The butler stepped aside in a meaningful crunch of gravel, and Emilie turned and walked up the steps, guided by the dim golden light from the entrance hall, and into Ashland Abbey.
* * *
T
he Duke of Ashland waited until his son’s footsteps had receded entirely up the stairs before he allowed the smile to break out at the corner of his mouth.
Well, it
had
been an entertaining evening, after all, and he couldn’t deny he stood in need of a little excitement from time to time. A chuckle rumbled in his throat at the image of poor Mr. Grimsby, eyes wide, whiskers a-flutter, one slender, scholarly fist closed at his side and the other brandishing a chicken drumstick. But he had shown spirit, after all. The young chap had put himself in imminent danger to rescue Freddie. That was all Ashland needed to know.
He rose from his desk. On the cabinet near the window, a tray beckoned alluringly with a single empty glass and three crystal decanters: one of sherry, one of brandy, and one of port. Ashland’s right hand—the one that no longer existed—throbbed with eagerness at the sight.
He walked with steady steps to the cabinet, picked up the sherry with his left hand, and filled the empty glass nearly to the brim. A single glass of spirits each night: That was all he allowed himself. Any more, and he might never stop.
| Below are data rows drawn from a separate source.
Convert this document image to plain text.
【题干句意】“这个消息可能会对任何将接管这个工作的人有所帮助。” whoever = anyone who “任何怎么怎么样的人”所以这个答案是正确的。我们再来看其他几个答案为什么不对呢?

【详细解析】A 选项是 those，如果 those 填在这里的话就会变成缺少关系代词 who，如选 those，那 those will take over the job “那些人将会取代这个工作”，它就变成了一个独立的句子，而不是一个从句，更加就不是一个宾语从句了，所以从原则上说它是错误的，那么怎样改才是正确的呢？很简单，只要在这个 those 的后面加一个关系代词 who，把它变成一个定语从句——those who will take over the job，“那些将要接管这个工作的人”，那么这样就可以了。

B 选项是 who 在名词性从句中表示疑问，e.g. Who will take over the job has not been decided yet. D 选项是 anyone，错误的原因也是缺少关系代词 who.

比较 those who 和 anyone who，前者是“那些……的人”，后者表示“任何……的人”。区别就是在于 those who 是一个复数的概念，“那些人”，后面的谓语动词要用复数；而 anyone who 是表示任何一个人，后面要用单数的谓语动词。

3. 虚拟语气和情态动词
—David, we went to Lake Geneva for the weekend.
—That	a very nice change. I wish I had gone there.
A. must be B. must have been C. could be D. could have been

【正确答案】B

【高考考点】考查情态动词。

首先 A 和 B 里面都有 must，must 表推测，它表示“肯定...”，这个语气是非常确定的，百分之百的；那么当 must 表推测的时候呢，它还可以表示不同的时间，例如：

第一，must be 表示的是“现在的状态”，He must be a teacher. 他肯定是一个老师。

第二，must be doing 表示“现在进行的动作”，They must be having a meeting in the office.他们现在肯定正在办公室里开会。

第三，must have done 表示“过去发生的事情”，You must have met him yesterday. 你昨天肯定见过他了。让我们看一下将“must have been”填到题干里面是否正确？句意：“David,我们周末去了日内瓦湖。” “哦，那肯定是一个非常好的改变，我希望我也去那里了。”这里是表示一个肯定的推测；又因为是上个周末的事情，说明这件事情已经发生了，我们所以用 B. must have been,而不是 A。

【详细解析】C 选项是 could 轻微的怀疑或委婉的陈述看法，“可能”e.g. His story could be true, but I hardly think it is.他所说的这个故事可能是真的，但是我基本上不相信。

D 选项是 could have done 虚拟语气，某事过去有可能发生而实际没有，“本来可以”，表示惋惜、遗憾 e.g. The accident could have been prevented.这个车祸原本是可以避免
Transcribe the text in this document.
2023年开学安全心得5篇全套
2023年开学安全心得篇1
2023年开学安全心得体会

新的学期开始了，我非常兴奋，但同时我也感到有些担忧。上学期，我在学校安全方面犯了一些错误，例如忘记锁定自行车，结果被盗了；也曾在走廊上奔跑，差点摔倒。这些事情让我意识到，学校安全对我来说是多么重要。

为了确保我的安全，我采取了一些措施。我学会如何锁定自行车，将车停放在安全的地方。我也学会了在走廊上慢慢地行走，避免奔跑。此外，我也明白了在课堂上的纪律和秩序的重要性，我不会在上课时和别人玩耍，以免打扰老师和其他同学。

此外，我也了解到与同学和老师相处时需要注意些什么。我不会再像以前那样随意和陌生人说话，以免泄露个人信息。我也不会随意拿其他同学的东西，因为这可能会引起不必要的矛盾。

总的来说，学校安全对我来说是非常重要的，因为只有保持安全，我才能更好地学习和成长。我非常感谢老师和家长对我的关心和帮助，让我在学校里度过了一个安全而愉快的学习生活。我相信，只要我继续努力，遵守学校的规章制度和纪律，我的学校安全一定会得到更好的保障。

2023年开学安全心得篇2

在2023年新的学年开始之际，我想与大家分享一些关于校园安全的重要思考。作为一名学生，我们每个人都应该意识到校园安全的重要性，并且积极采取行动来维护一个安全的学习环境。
The first sip slid down his throat in a satisfying burn. His nose and mouth glowed with the familiar taste, the taste of relief. Ashland closed his eyes and dug his fingers into the diamond pattern of the bowl, giving it time, letting the sherry spread through his body to fill all his parched and aching cracks. The stiffness on the right side of his face began to ease, the throb of his phantom hand to fade.
How Grimsby had stared at first. Ashland had almost forgotten the effect of his ruined face on the untrained eye. How long had it been since he had encountered, unmasked, a genuine stranger, one who hadn’t been prepared in advance for this abomination? But Grimsby had recovered in a flash and composed himself politely. Well-bred, that fellow. Outside the carriage, he hadn’t shifted his eyes away, hadn’t looked at the ground or his hands or Ashland’s hat. Another point in the young man’s column. He might very likely do. Only a few months, after all. Only a few more months until Freddie’s Oxford examinations, and then Ashland need no longer bother with this business of bringing tutors into the house, into his well-ordered routine, only to have them pack their valises and leave after a week or two. Freddie would be off, would likely only return to the howling moors for the odd dutiful week or two, and that would be that.
The Duke of Ashland would be alone at last. No tutors; no Freddie spreading about his profligate charm, so like his mother’s; no lingering reminders of the days before he had shipped off to India, plain old Lieutenant the Honorable Anthony Russell, leaving behind a beautiful wife and infant son, and two perfectly healthy cousins between himself and the dukedom.
Ashland took another drink, longer this time, and lifted aside the heavy velvet curtain. The window faced north; in full daylight, the view was bleak beyond description. Tonight, however, all was black. The clouds had moved in completely, propelled by the incessant wind, and there was no further moonlight to illuminate the spinning grasses, the rocks, the few scrubby bushes that had once formed a sort of garden along this side of the house. In her last year, Isabelle had worked obsessively on that garden, employing a raft of men from the village to eke out some sort of civilized order to the landscape. She had ordered plantings and statuary, tried for shade and windbreaks, and all for nothing. Only the statues remained, like the ruins of some lost Roman town, limbs cut off abruptly where the wind had toppled the poor fellows off their pedestals.